Catherine squeezed his hand and smiled. "I love you, too, Henry," she said, and rose with a tired sigh. "I must go and see that Kitty and Harry are awake and dressed and have had their breakfast."

"The nurse can see to that," said Henry. "And you should put off that Shockley woman until tomorrow. It is abominably rude of her to call so early in any event. If she has anything to say about it, she may repeat it to me, and I shall deal with her." He would not release her hand. "Let us take a holiday, Catherine. We shall go for a sleigh ride, and take an early dinner at that inn you like so much. We will leave the children with the nurse, and go off together for an afternoon, like when we were first married. If you are too nice for a scheme of such blatant dissipation, we can pay a call at the toymakers' shop near the inn and get Christmas presents for the children."
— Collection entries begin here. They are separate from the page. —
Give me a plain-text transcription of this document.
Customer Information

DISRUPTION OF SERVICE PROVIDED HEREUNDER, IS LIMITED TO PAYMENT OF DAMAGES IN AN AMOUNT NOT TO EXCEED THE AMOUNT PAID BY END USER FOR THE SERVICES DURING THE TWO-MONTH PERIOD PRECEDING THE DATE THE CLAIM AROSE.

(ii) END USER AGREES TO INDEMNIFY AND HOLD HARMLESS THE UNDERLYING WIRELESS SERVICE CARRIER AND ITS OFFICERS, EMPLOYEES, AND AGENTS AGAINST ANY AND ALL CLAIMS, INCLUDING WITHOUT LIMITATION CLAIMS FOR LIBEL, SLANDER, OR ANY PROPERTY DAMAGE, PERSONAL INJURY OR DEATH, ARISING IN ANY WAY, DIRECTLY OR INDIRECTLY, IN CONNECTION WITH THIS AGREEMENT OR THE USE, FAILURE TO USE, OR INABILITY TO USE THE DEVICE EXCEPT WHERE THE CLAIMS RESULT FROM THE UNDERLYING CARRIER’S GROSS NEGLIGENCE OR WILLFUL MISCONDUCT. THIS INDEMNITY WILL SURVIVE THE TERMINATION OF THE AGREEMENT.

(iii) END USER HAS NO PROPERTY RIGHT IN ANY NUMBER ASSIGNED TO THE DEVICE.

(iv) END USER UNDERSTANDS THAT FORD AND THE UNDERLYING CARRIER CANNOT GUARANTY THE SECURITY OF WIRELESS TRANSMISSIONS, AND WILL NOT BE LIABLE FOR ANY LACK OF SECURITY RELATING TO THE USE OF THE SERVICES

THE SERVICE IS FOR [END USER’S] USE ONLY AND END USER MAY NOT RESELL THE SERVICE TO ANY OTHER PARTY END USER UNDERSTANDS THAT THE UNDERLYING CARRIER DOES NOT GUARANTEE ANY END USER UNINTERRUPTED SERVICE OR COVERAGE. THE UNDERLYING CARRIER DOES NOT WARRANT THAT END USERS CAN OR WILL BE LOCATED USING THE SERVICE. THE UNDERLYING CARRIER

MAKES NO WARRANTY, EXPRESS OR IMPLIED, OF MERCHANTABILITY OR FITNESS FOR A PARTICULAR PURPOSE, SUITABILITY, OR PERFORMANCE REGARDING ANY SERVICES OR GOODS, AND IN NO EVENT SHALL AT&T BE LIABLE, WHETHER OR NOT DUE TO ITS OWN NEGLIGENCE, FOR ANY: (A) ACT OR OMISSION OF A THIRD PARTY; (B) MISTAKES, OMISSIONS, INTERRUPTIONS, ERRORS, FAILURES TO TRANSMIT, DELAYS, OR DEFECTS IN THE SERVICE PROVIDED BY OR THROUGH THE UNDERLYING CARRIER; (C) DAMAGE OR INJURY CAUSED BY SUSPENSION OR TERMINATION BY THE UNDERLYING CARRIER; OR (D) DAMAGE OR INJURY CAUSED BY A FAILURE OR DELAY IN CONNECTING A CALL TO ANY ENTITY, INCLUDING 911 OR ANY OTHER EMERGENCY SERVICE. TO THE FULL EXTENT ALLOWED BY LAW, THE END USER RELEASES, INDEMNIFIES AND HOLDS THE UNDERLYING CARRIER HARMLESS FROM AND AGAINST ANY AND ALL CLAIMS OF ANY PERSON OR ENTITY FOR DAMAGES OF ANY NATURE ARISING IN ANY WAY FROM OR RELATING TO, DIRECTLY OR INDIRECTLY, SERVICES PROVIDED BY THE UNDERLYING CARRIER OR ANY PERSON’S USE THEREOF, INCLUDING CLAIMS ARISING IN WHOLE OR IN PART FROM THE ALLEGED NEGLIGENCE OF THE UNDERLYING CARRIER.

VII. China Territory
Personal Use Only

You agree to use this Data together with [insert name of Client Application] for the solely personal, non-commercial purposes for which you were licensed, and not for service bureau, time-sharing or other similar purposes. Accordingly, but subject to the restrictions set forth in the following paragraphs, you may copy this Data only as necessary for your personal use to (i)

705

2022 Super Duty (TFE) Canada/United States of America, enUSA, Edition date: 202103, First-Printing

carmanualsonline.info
Catherine wavered a moment, sorely tempted by Henry's scheme, then pulled her hand from his and turned away. "I cannot," she said simply. "I have responsibilities."

"Tomorrow, then," he persisted. "We shall go tomorrow."

"Very well," she said without much enthusiasm, and left the breakfast-room, leaving her husband staring sadly after her.

rule

The lady made her way up the main street of the village, passing the little chandler's shops with a firm and authoritative step that made the dawdlers give way before her. She was dressed plainly, in a long skirt with a rather mannish riding jacket and hat, under which her hair blazed coppery red. She nodded to many of the passersby, greeting several by their Christian names, a liberty that, strangely, none of them took amiss, although if asked they would not have been able to give the lady's name in return.

A group of ladies stood in front of the milliner's gossiping; one of them held the hand of a small boy. The lady's grip was negligent, however; the child, seeing something of interest on the other side of the street, snatched his hand away from his mamma and ran into the roadway, heedless of a chaise and four approaching at a high rate of speed.

"Richard!" cried the woman in considerable alarm; she started after him, but the red-haired lady was quicker. She strode fearlessly into the street before the oncoming team; onlookers gasped, certain she would be trampled. To everyone's surprise, the horses immediately stopped, not with rearing and snorting as might be expected, but smoothly and calmly.

The lady smiled down at the little boy, who had frozen in terror in front of the onrushing team. "Well, Richard?" she asked him amiably. "Are you ready to go back to mamma?"

The boy made an affirmative noise and held his arms up to her trustingly. She laughed, scooped him up, and carried him to the side of the roadway, where she restored him to his weeping mother.

"Thank you, thank you," the woman sobbed, clutching the laughing child to her breast.

"It was my pleasure, Frances," said the red-haired lady. "But do try to keep him under better control, will you?"

"Yes, yes, of course," the woman babbled, leading the boy away, her relief so great that she did not question how the red-haired lady, whom she had never before met, knew her name.

The red-haired lady nodded in satisfaction and continued on her way. Her destination stood at the far end, tolerably disengaged from the village. The lady gazed approvingly upon the large, stone house, with its circular sweep and green gates. "A fine parsonage," she said to herself.